Larangan jelas tersebut tertulis pada papan informasi yang telah dipasang di lokasi area tambang perusahaan, mengacu pada amanat Peraturan Presiden Nomor 5 Tahun 2025 yang melarang segala bentuk penguasaan atau pemindahan lahan tanpa izin resmi dari Satgas PKH.
Meski papan larangan itu sudah terpasang, terdapat tanda bahwa kegiatan tambang di lokasi diduga masih berlangsung, yang menunjukkan adanya penolakan terhadap perintah penguasaan lahan oleh negara.
Warga setempat, menyatakan keprihatinannya melihat mesin-mesin yang masih beroperasi di area tersebut. “Kami melihat kegiatan itu masih berjalan seperti biasa, padahal sudah ada plang larangan resmi dari pemerintah. Seharusnya pihak perusahaan mengikuti peraturan, jangan sampai aturan negara justru terlihat tidak ada artinya di mata masyarakat.
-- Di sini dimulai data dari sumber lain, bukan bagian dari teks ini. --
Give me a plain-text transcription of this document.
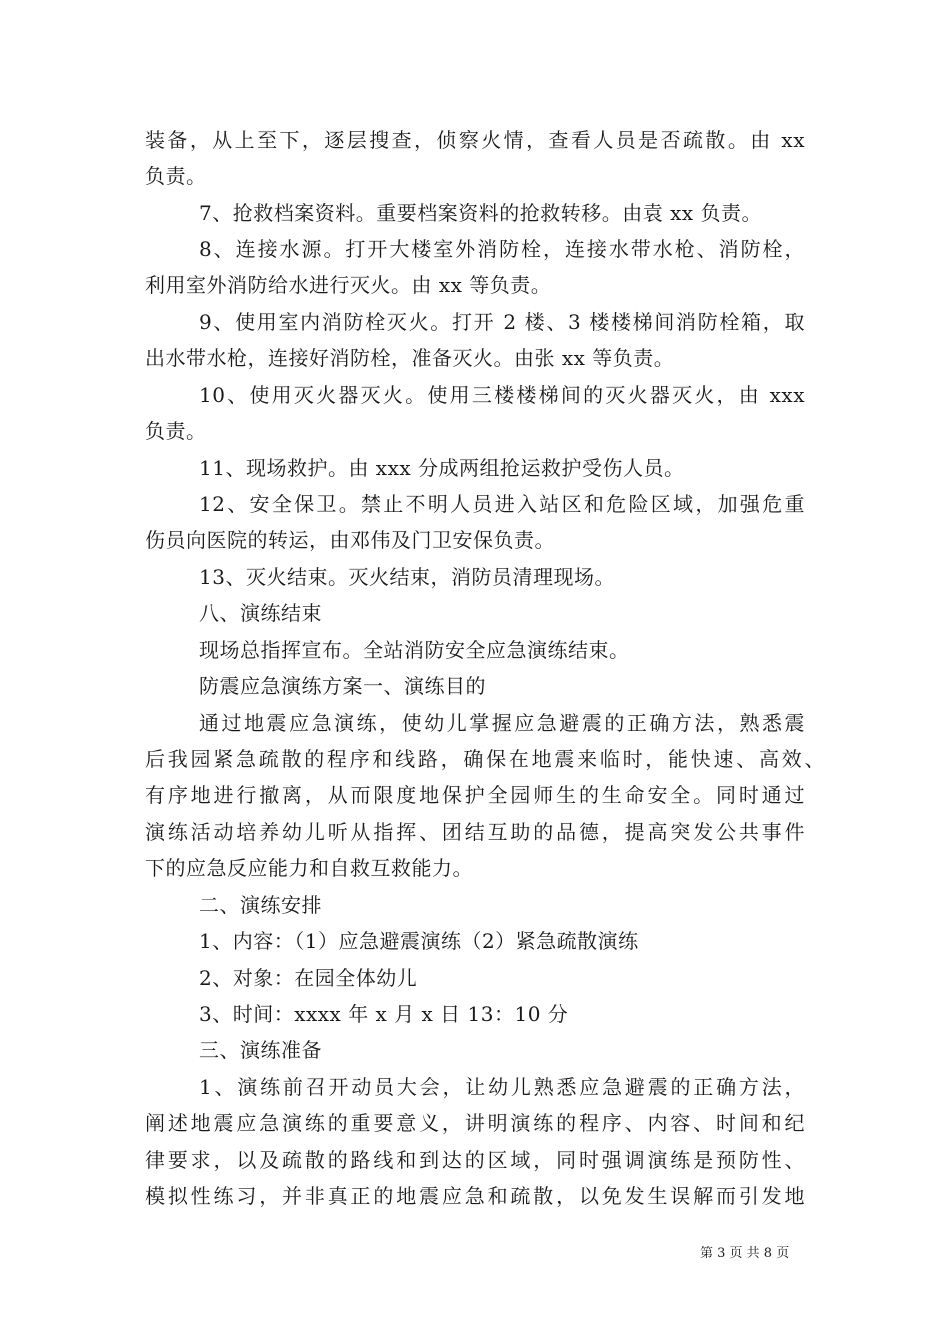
装备，从上至下，逐层搜查，侦察火情，查看人员是否疏散。由 xx
负责。
7、抢救档案资料。重要档案资料的抢救转移。由袁 xx 负责。
8、连接水源。打开大楼室外消防栓，连接水带水枪、消防栓，
利用室外消防给水进行灭火。由 xx 等负责。
9、使用室内消防栓灭火。打开 2 楼、3 楼楼梯间消防栓箱，取
出水带水枪，连接好消防栓，准备灭火。由张 xx 等负责。
10、使用灭火器灭火。使用三楼楼梯间的灭火器灭火，由 xxx
负责。
11、现场救护。由 xxx 分成两组抢运救护受伤人员。
12、安全保卫。禁止不明人员进入站区和危险区域，加强危重
伤员向医院的转运，由邓伟及门卫安保负责。
13、灭火结束。灭火结束，消防员清理现场。
八、演练结束
现场总指挥宣布。全站消防安全应急演练结束。
防震应急演练方案一、演练目的
通过地震应急演练，使幼儿掌握应急避震的正确方法，熟悉震
后我园紧急疏散的程序和线路，确保在地震来临时，能快速、高效、
有序地进行撤离，从而限度地保护全园师生的生命安全。同时通过
演练活动培养幼儿听从指挥、团结互助的品德，提高突发公共事件
下的应急反应能力和自救互救能力。
二、演练安排
1、内容：（1）应急避震演练（2）紧急疏散演练
2、对象：在园全体幼儿
3、时间：xxxx 年 x 月 x 日 13：10 分
三、演练准备
1、演练前召开动员大会，让幼儿熟悉应急避震的正确方法，
阐述地震应急演练的重要意义，讲明演练的程序、内容、时间和纪
律要求，以及疏散的路线和到达的区域，同时强调演练是预防性、
模拟性练习，并非真正的地震应急和疏散，以免发生误解而引发地
第 3 页 共 8 页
Hingga berita ini diturunkan, belum ada keterangan resmi dari pihak terkait mengenai izin operasional yang memungkinkan kegiatan tersebut tetap berlangsung di tengah status penguasaan oleh Satgas PKH. Publik kini mendesak aparat penegak hukum dan Satgas PKH untuk segera melakukan pengecekan dan tindakan tegas di lokasi guna memastikan kepatuhan penuh terhadap aturan tata ruang serta kawasan hutan yang berlaku.